Arvalis-Institut du végétal n’a pas attendu le retrait du S-moc pour se mettre au travail. Valérie Bibard met en avant la prophylaxie et les pratiques agronomiques, ainsi que les traitements de prélevée appliqués sur le rang complétés de désherbage mécanique. Des pistes intéressantes, mais qui semblent à ce jour insuffisantes pour garantir des résultats satisfaisants pour le maïs semence et le maïs doux. « Compte tenu des exigences pour ces deux débouchés, sans le S-moc nous serons clairement démunis », alerte Jean-Luc Englezio. L’aval de ces filières montre déjà des signes d’inquiétude.

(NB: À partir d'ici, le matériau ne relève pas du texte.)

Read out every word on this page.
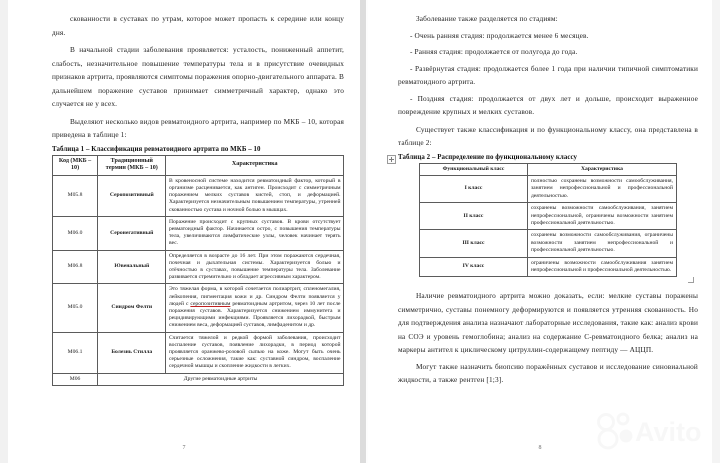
скованности в суставах по утрам, которое может пропасть к середине или концу дня.

В начальной стадии заболевания проявляется: усталость, пониженный аппетит, слабость, незначительное повышение температуры тела и в присутствие очевидных признаков артрита, проявляются симптомы поражения опорно-двигательного аппарата. В дальнейшем поражение суставов принимает симметричный характер, однако это случается не у всех.

Выделяют несколько видов ревматоидного артрита, например по МКБ – 10, которая приведена в таблице 1:

Таблица 1 – Классификация ревматоидного артрита по МКБ – 10
Код (МКБ – 10)	Традиционный термин (МКБ – 10)	Характеристика
М05.8	Серопозитивный	В кровеносной системе находится ревматоидный фактор, который в организме расценивается, как антиген. Происходит с симметричным поражением мелких суставов кистей, стоп, и деформацией. Характеризуется незначительным повышением температуры, утренней скованностью сустава и ночной болью в мышцах.
М06.0	Серонегативный	Поражение происходит с крупных суставов. В крови отсутствует ревматоидный фактор. Начинается остро, с повышения температуры тела, увеличиваются лимфатические узлы, человек начинает терять вес.
М06.8	Ювенальный	Определяется в возрасте до 16 лет. При этом поражаются сердечная, почечная и дыхательная системы. Характеризуется болью и отёчностью в суставах, повышение температуры тела. Заболевание развивается стремительно и обладает агрессивным характером.
М05.0	Синдром Фелти	Это тяжелая форма, в которой сочетается полиартрит, спленомегалия, лейкопения, пигментация кожи и др. Синдром Фелти появляется у людей с серопозитивным ревматоидным артритом, через 10 лет после поражения суставов. Характеризуется снижением иммунитета и рецидивирующими инфекциями. Проявляется лихорадкой, быстрым снижением веса, деформацией суставов, лимфаденитом и др.
М06.1	Болезнь Стилла	Считается тяжелой и редкой формой заболевания, происходит воспаление суставов, появление лихорадки, в период которой проявляется оранжево-розовой сыпью на коже. Могут быть очень серьезные осложнения, такие как: суставной синдром, воспаление сердечной мышцы и скопление жидкости в легких.
М06	Другие ревматоидные артриты	
7

Заболевание также разделяется по стадиям:

- Очень ранняя стадия: продолжается менее 6 месяцев.

- Ранняя стадия: продолжается от полугода до года.

- Развёрнутая стадия: продолжается более 1 года при наличии типичной симптоматики ревматоидного артрита.

- Поздняя стадия: продолжается от двух лет и дольше, происходит выраженное повреждение крупных и мелких суставов.

Существует также классификация и по функциональному классу, она представлена в таблице 2:

Таблица 2 – Распределение по функциональному классу
Функциональный класс	Характеристика
I класс	полностью сохранены возможности самообслуживания, занятием непрофессиональной и профессиональной деятельностью.
II класс	сохранены возможности самообслуживания, занятием непрофессиональной, ограничены возможности занятием профессиональной деятельностью.
III класс	сохранены возможности самообслуживания, ограничены возможности занятием непрофессиональной и профессиональной деятельностью.
IV класс	ограничены возможности самообслуживания занятием непрофессиональной и профессиональной деятельностью.

Наличие ревматоидного артрита можно доказать, если: мелкие суставы поражены симметрично, суставы понемногу деформируются и появляется утренняя скованность. Но для подтверждения анализа назначают лабораторные исследования, такие как: анализ крови на СОЭ и уровень гемоглобина; анализ на содержание С-ревматоидного белка; анализ на маркеры антител к циклическому цитруллин-содержащему пептиду — АЦЦП.

Могут также назначить биопсию поражённых суставов и исследование синовиальной жидкости, а также рентген [1;3].

8
Avito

Dernier enjeu à surveiller dans le cadre de la nouvelle donne post-retrait du S-moc : le risque, pour les solutions restantes, de faire l’objet d’une vigilance accrue sur la qualité de l’eau. Valérie Bibard avertit : « Plus les solutions se raréfient et plus les usages risquent de se concentrer sur quelques molécules, augmentant d’autant la probabilité de les détecter plus fréquemment dans le milieu aquatique et ce, tant que des solutions alternatives crédibles et substituables à la chimie actuelle n’auront pas été éprouvées. » Dans ce cadre, les firmes insistent sur l’importance des bonnes pratiques qui accompagnent le désherbage et l’itinéraire cultural, « déjà essentielles, et qui vont l’être d’autant plus », conclut Laure Pitrois.